4.11Le Comité est d’avis que les faits mentionnés au paragraphe 4.10 ne soulèvent pas de questions différentes au titre du paragraphe 5 de l’article 14 du Pacte.

5.Le Comité des droits de l’homme, agissant conformément au paragraphe 4 de l’article 5 du Protocole facultatif se rapportant au Pacte international relatif aux droits civils et politiques, estime que les faits dont il est saisi font apparaître une violation par la Trinité-et-Tobago du paragraphe 3 de l’article 9, du paragraphe 3 c) et d) de l’article 14 et de l’article 7 du Pacte.

6.Conformément au paragraphe 3 a) de l’article 2 du Pacte, l’auteur a le droit de disposer d’un recours utile, comportant une indemnisation et la possibilité de former un nouveau recours ou, si cette éventualité n’est plus envisageable, a droit à ce que soit dûment envisagée la possibilité de lui accorder une libération anticipée. L’État partie est tenu de veiller à ce que des violations analogues ne se reproduisent pas à l’avenir. Si le châtiment corporel auquel l’auteur a été condamné ne lui a pas été infligé, l’État partie devra renoncer à faire exécuter la peine.
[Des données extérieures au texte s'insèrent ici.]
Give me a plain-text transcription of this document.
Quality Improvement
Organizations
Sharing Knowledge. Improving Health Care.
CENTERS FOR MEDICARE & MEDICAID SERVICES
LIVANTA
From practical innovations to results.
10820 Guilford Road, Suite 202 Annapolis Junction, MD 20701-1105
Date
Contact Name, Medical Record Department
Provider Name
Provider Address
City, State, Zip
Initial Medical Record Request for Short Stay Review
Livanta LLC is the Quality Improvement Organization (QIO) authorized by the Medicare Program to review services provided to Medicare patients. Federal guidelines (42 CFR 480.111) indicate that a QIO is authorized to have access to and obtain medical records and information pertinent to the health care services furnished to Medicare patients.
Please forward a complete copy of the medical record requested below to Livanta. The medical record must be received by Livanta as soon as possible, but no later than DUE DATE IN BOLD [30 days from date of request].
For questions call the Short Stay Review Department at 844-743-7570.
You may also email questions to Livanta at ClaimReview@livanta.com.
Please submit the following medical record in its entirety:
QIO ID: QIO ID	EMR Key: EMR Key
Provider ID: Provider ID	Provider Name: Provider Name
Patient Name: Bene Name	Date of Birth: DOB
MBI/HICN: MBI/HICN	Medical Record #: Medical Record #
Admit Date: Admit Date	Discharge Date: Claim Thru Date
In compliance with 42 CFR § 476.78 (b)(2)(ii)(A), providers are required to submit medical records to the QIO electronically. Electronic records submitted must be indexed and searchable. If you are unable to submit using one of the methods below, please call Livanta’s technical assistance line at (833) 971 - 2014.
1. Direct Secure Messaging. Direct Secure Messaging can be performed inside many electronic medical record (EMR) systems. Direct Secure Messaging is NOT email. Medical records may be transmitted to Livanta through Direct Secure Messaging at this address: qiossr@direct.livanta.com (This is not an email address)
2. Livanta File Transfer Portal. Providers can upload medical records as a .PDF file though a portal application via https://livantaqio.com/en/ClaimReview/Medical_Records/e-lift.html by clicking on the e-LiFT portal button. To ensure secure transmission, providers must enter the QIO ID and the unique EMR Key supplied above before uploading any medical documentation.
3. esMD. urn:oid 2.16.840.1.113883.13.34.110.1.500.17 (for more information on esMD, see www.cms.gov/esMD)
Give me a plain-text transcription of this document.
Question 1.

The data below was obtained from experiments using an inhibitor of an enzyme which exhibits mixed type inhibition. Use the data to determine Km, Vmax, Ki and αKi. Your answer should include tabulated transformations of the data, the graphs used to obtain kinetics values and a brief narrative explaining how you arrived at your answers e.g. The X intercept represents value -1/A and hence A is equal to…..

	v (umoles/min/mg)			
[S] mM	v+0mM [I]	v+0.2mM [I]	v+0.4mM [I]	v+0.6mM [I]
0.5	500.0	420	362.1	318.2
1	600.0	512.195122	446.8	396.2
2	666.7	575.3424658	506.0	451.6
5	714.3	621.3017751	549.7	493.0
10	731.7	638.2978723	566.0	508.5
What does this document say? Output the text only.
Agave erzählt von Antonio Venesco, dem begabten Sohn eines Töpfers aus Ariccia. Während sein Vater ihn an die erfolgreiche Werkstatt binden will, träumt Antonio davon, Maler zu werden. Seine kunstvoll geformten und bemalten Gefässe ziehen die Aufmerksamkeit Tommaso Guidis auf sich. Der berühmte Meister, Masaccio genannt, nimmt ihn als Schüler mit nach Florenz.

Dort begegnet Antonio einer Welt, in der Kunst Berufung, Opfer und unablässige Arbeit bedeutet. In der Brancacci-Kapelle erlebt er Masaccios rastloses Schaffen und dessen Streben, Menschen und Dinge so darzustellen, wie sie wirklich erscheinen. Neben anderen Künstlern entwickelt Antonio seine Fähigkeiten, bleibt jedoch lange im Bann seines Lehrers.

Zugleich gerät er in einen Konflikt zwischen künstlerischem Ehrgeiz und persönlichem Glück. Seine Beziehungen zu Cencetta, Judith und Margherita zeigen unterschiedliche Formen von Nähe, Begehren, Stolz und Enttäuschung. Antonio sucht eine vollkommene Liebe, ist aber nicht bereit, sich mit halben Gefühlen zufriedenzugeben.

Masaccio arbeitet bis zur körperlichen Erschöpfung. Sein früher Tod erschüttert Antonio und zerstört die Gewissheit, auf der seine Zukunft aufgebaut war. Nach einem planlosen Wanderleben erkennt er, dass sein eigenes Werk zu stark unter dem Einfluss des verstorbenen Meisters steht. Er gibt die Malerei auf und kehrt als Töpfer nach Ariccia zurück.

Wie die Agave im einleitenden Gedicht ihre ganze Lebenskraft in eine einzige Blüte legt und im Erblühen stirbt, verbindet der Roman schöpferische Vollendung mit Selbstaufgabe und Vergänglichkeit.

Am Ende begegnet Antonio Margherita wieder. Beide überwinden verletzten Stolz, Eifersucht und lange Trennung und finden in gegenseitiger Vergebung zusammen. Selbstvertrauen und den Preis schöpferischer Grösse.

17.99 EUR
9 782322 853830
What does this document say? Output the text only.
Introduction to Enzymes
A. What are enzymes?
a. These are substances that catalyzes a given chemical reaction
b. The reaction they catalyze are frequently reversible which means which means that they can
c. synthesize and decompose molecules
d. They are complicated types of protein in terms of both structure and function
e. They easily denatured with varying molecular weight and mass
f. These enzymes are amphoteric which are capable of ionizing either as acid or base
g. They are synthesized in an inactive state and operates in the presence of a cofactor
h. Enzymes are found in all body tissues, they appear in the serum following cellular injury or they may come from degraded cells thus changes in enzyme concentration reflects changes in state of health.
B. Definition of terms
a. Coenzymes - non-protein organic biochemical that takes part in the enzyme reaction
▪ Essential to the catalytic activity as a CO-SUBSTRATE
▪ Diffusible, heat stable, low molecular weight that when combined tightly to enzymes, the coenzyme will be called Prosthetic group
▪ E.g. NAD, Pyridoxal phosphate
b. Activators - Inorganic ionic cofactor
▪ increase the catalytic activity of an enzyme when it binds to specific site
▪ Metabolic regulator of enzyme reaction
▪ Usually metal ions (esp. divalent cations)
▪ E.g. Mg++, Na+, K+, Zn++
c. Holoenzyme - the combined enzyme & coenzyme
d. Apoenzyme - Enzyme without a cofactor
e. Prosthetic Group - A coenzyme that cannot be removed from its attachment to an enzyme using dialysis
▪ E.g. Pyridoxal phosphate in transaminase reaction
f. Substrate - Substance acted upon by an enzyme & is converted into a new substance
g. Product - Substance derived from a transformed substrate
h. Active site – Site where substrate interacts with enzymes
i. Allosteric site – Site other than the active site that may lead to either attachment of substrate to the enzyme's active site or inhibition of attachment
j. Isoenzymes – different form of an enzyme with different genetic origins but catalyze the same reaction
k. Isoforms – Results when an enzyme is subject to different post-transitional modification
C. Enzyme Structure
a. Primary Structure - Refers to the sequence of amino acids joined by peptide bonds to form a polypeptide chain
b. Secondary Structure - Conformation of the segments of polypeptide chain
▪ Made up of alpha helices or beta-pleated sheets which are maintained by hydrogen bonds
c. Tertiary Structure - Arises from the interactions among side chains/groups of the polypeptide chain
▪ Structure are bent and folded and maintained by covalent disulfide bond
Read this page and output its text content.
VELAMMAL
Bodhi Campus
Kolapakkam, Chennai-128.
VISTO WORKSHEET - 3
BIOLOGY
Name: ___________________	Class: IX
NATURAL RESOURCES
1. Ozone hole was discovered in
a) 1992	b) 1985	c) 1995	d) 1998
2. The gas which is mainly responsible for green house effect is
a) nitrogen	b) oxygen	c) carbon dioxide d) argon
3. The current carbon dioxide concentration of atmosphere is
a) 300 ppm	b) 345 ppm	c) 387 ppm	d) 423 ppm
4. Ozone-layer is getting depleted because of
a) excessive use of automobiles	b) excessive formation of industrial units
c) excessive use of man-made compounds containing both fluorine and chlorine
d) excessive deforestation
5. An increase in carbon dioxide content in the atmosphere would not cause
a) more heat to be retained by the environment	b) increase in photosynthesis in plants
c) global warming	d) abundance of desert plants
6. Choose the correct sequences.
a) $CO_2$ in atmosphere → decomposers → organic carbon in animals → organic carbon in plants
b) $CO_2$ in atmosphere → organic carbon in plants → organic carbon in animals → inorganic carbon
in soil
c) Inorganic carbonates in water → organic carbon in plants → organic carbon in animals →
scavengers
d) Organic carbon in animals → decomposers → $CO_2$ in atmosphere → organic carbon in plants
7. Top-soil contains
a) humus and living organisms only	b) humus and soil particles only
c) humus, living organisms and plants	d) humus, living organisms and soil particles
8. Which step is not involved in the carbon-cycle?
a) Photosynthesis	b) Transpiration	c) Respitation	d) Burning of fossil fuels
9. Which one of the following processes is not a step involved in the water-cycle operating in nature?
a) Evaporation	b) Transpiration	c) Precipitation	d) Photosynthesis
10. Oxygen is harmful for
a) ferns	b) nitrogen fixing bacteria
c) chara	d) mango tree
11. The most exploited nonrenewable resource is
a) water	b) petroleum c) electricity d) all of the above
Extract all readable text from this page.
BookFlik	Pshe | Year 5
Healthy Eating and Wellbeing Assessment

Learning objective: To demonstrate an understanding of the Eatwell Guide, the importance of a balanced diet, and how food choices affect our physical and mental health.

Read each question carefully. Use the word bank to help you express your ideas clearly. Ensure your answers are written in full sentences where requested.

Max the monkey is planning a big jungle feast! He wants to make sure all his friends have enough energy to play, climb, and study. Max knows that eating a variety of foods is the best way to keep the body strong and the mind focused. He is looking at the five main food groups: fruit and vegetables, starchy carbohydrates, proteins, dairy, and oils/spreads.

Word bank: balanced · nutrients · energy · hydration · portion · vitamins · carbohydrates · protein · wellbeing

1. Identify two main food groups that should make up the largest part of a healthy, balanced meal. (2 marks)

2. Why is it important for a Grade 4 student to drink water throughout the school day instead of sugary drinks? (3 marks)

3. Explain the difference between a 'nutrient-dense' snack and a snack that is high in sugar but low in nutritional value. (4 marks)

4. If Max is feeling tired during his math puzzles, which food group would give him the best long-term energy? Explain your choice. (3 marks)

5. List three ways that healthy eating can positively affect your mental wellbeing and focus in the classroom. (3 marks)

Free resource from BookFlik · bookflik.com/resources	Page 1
7.Étant donné qu’en adhérant au Protocole facultatif l’État partie a reconnu que le Comité avait compétence pour déterminer s’il y avait eu ou non violation du Pacte et que, conformément à l’article 2 du Pacte, il s’est engagé à garantir à tous les individus se trouvant sur son territoire et relevant de sa juridiction les droits reconnus dans le Pacte et à assurer un recours utile et exécutoire lorsqu’une violation a été établie, le Comité souhaite recevoir de l’État partie, dans un délai de 90 jours, des renseignements sur les mesures prises pour donner effet à ses constatations.

[Adopté en anglais (version originale), en espagnol et en français. Paraîtra ultérieurement en arabe, en chinois et en russe dans le rapport annuel que le Comité présente à l’Assemblée générale.]